Ignaz Schustala, founder of a company that later became Tatra, born 130 years ago

Schustala carriages, photo: Palickap, Wikimedia Commons, CC BY-SA 4.0

This week marks 130 years since the death of Ignaz Schustala - the founder of the Nesselsdorfer Wagenbau-Fabriks-Gesellschaft, which later became Tatra.

Ignaz Schustala was fascinated by carriages from his early childhood. Later in his life, he established a successful factory for producing carriages and buggies.

Ignaz Schustala | Photo: Wikimedia Commons,  public domain

He learned his trade at the court carriage maker F.Koller in Vienna.

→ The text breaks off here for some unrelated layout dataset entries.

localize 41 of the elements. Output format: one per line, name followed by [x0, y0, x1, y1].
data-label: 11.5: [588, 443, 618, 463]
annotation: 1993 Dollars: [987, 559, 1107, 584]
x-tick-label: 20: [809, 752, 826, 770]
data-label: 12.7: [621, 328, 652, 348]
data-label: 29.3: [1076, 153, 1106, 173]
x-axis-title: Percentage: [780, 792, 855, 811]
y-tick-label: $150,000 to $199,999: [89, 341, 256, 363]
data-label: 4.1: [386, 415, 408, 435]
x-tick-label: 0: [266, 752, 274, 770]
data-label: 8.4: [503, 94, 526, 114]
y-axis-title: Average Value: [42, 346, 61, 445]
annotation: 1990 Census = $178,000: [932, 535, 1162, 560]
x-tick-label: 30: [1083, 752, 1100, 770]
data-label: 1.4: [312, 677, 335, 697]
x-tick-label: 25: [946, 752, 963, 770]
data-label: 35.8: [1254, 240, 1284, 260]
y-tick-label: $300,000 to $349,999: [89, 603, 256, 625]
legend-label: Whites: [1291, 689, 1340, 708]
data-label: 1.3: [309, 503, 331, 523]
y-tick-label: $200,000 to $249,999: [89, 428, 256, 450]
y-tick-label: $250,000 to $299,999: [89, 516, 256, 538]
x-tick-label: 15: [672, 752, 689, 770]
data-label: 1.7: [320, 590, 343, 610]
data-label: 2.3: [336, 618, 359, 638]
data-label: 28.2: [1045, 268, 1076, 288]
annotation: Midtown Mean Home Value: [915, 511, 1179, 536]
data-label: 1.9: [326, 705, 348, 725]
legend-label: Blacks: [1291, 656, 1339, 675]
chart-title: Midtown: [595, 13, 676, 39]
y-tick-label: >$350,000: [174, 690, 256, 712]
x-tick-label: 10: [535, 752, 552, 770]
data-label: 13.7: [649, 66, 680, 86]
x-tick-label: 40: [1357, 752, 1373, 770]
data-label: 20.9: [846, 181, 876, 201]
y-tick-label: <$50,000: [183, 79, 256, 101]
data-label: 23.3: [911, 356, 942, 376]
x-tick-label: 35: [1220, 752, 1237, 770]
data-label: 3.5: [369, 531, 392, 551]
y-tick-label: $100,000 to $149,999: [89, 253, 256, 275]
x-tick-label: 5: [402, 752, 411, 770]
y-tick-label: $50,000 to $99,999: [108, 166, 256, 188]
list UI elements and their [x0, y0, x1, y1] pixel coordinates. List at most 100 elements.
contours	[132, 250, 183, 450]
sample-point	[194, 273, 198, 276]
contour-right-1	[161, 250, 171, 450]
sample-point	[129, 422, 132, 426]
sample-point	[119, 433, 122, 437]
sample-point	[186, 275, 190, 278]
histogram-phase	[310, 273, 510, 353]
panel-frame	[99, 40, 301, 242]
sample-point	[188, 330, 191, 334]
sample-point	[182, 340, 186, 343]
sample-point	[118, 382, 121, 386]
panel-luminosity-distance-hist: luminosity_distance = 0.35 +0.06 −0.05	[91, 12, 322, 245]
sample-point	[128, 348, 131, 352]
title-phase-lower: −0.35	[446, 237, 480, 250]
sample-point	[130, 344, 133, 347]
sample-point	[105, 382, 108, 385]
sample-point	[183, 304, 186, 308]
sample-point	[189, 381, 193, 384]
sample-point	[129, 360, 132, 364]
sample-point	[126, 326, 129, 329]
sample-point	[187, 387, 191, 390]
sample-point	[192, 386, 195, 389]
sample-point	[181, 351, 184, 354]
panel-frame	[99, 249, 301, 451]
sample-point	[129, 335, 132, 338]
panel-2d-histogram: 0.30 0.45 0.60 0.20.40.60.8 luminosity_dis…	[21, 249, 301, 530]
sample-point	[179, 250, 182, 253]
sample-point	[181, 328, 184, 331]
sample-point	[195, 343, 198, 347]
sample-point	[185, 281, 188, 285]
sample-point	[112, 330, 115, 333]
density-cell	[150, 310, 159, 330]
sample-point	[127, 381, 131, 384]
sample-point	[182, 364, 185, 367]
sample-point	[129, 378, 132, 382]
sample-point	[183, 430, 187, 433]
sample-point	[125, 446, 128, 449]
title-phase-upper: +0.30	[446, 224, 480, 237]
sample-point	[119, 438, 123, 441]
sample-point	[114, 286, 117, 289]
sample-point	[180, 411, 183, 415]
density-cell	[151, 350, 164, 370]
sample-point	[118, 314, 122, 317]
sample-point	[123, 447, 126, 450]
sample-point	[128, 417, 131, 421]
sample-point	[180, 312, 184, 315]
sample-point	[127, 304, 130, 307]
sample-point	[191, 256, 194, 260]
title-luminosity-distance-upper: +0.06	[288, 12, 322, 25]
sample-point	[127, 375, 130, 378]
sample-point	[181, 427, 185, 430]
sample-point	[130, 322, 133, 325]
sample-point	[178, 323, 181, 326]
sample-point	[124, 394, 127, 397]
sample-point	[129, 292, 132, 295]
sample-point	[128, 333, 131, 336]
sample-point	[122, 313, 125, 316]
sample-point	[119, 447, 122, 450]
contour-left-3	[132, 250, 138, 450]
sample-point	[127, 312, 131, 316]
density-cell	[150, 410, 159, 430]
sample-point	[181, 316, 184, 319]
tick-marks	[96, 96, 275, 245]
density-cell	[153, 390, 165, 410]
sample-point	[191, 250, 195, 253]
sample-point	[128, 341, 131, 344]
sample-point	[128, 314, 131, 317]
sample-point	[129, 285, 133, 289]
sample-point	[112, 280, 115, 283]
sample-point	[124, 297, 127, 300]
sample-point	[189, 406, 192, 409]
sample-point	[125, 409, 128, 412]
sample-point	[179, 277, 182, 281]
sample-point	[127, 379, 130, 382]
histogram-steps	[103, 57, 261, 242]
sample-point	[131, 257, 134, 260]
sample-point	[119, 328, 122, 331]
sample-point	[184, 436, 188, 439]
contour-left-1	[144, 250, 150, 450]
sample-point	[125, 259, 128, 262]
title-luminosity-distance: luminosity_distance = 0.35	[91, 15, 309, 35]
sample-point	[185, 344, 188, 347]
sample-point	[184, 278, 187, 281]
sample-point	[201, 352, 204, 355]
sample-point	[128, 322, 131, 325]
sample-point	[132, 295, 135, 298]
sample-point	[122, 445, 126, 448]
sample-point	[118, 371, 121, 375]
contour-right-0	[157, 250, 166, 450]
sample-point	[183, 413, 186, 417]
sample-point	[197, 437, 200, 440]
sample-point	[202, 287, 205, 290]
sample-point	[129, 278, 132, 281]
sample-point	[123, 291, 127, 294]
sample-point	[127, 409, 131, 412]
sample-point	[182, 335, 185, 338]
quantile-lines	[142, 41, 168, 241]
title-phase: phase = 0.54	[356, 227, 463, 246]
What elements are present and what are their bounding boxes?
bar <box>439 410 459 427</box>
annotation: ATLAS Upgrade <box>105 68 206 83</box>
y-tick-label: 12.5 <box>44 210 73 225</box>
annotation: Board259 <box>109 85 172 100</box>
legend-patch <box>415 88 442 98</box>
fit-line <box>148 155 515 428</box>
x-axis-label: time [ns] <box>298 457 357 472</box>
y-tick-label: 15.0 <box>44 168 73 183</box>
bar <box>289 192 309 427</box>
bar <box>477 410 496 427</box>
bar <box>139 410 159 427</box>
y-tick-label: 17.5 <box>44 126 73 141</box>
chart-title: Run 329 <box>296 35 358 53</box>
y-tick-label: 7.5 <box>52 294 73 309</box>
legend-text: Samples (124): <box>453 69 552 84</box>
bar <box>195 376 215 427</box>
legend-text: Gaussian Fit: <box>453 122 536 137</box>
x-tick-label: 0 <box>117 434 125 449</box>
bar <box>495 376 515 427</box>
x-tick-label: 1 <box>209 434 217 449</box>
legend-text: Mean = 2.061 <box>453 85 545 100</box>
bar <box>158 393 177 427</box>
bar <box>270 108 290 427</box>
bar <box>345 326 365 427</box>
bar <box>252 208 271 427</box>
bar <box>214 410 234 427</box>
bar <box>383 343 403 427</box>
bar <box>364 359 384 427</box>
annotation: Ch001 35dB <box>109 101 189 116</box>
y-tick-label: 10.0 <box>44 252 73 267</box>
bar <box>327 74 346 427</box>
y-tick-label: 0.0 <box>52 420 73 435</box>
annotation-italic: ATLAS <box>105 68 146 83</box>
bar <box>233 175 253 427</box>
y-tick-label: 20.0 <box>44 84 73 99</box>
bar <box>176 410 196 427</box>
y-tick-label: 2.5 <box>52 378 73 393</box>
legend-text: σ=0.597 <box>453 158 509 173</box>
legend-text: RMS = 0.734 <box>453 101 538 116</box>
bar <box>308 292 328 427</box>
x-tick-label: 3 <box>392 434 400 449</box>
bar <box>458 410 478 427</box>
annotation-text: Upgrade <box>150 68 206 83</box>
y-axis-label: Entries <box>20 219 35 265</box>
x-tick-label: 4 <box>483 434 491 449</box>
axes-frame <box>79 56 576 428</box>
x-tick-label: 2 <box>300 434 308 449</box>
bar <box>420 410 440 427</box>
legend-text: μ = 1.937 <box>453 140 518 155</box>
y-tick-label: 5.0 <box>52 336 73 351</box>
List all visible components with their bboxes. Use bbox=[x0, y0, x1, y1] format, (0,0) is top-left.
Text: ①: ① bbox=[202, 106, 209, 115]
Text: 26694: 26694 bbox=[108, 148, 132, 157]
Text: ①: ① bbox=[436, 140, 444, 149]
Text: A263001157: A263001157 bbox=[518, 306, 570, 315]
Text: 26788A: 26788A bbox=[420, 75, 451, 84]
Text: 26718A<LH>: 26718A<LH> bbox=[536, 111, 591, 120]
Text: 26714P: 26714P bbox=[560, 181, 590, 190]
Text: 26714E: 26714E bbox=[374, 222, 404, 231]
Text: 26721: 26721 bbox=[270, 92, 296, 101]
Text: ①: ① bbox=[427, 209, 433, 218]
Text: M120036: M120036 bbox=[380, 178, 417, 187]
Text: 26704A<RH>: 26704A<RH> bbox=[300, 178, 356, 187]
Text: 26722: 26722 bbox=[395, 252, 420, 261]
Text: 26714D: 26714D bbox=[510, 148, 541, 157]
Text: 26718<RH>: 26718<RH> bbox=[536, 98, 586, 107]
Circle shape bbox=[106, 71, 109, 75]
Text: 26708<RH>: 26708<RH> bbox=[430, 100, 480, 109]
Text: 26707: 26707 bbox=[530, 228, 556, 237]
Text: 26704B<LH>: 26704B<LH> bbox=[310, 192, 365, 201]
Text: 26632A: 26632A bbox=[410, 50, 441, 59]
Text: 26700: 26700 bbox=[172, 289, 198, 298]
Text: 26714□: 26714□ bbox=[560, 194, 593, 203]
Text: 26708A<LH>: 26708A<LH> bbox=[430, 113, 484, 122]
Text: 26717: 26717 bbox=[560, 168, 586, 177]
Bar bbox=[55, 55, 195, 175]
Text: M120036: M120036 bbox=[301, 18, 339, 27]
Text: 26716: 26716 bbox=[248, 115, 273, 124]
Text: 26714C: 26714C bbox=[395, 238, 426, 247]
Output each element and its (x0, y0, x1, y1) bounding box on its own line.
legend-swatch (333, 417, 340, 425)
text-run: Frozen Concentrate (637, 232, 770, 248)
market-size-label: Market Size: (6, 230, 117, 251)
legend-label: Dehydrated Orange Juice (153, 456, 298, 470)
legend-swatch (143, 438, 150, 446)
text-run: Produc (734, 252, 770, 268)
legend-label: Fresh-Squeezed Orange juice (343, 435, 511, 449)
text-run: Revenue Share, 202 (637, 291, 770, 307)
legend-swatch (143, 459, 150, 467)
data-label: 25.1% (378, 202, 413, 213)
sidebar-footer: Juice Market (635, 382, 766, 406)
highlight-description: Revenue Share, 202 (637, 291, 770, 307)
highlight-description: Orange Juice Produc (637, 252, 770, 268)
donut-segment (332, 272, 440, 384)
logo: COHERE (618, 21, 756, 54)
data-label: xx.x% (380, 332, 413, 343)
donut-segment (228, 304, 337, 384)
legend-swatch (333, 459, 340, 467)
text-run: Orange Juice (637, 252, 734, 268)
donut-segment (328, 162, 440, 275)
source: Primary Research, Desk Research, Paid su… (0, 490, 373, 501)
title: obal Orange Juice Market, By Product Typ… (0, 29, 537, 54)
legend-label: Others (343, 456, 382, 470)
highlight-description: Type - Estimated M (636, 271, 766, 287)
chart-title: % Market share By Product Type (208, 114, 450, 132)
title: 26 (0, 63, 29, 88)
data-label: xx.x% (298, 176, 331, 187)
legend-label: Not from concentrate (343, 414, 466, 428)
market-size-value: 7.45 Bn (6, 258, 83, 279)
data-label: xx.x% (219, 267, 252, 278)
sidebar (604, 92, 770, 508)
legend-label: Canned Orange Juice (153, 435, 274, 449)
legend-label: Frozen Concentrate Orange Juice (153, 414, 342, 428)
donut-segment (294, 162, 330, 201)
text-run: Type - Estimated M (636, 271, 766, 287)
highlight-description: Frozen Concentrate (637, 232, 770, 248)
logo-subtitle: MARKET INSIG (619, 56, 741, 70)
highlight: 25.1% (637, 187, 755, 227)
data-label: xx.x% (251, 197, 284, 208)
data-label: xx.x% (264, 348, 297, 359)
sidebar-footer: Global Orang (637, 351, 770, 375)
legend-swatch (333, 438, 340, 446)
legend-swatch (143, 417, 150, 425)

After years of travelling and improving his skills, Schustala returned to Kopřivnice, in the Moravian-Silesian region, where he opened a small workshop at his brother’s house making carriages and buggies.

Schustala’s business flourished and he started employing apprentices, moving on to produce luxury stagecoaches, as well as freight and postal carriages. He also registered numerous patents. In 1870, his company (which by that time had 150 employees), produced 1,200 carriages.

With growing imports to Russia, Galicia, neighbouring Prussia, but also across the ocean, Schustala decided to expand abroad, opening branches in Ratiboř, Wrocław, Vienna, Prague, Berlin, Černovice and Kyiv. In 1860, he established a joint-stock company Kopřivnická vozovka. Unfortunately, he didn’t live to see its further development. He died on January 29, 1891.